When old Tap Bowles was 76 he spoke at a Navy dinner where he was congratulated on his part in defeating a move to internationalise the conventions about naval blockades in time of war: he laughed at ‘the fantastic Hague International Prize Court composed of defaulting Dagoes and Negro neologists’. Most of us will forgive him his jokily racist alliterations, but the wretched Guinnesses must offer their mean little comment: ‘He would not have been enamoured of the United Nations.’ They try to be righteously ethical but they haven’t the spirit, only the pomposity. They quote Tap’s writings but don’t understand them. He argues against Bentham – ‘Jeremy, thou wast a noodle’ – citing the disinterestedness of his yacht crew. The Guinnesses assure us that ‘this is not really a refutation of Bentham’ and that old Tap really ‘accepts hierarchy, that is relationships between higher and lower ... Fiercely as he loves freedom, he does not fall for anarchism. That each man is unique does not imply that all men are kings.’
When the Guinnesses reach our own times their information is less interesting and their commentary more embarrassing. They offer a worried discussion, in Wet Fascist style, about Mosley’s career after World War Two, when he was making contact (as the Guinnesses put it) with ‘the respectable remnants of European Fascism’ and asserting that ‘the coloured immigration then beginning, still a cloud no bigger than a man’s hand, would cause problems if it continued.’ This is too dull. I remember, after the Notting Hill race riots, how Mosley’s adherents kept crossing the river to Electric Avenue, Brixton, stirring up trouble. They were poor speakers, easy to heckle, apart from Mosley himself. He spoke most eloquently and righteously about the cruelty of imprisoning the white lads who had bashed the blacks at Notting Hill. ‘Imprisoned by a Jewish judge!’ shouted one of Mosley’s sergeant-like adherents. Mosley looked at the shouter in a curious, fake-reproachful way, with a whimsical smile, a twinkle in the eye and a ‘naughty-naughty’ flap of the hand – rather like a colonel insincerely reproving his rankers for brawling with men from a rival regiment.

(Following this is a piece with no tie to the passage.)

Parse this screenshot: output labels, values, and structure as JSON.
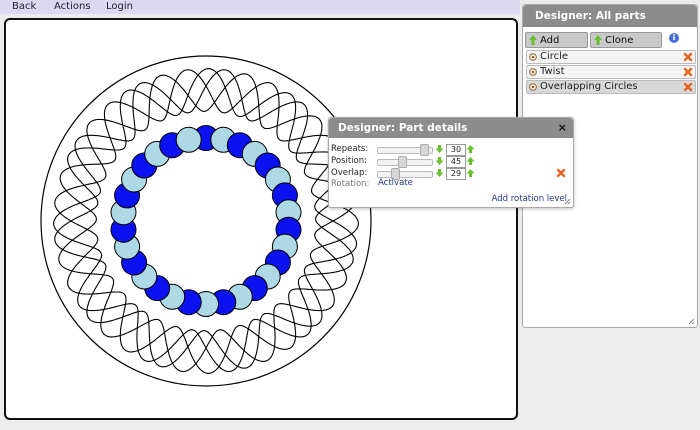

He was hard to heckle, a talented street-corner orator, fascinating his audience. An old chap in a cloth cap bicycled along Electric Avenue, on his way home from work, and halted beside us unsuccessful hecklers. When Mosley paused, dramatically, the old chap asked loudly: ‘Hey, Mosley, is it true you’re Jewish?’ Mosley lost his cool, flushed red and began telling the crowd about his noble British ancestry, losing their attention. The old chap nudged me in the ribs, remarked, ‘Always gets him!’ and bicycled off home, well pleased. When Mosley had finished his officer-like discourse, his sergeants dressed him in his military mac and ushered him to his motor car. Another heckler cried: ‘Why don’t you carry him home?’ Mosley grinned at the heckler, rather endearingly, and flapped his hand in the same ‘naughty-naughty’ way. You could see his ‘man-to-man’ appeal – and his sex appeal was, of course, notorious. The Guinnesses, brooding thoughtfully on Mosley’s political philosophy, do not seem interested in his style of political communication. They are too solemn. That is why they are not so dangerous as the Mosleys.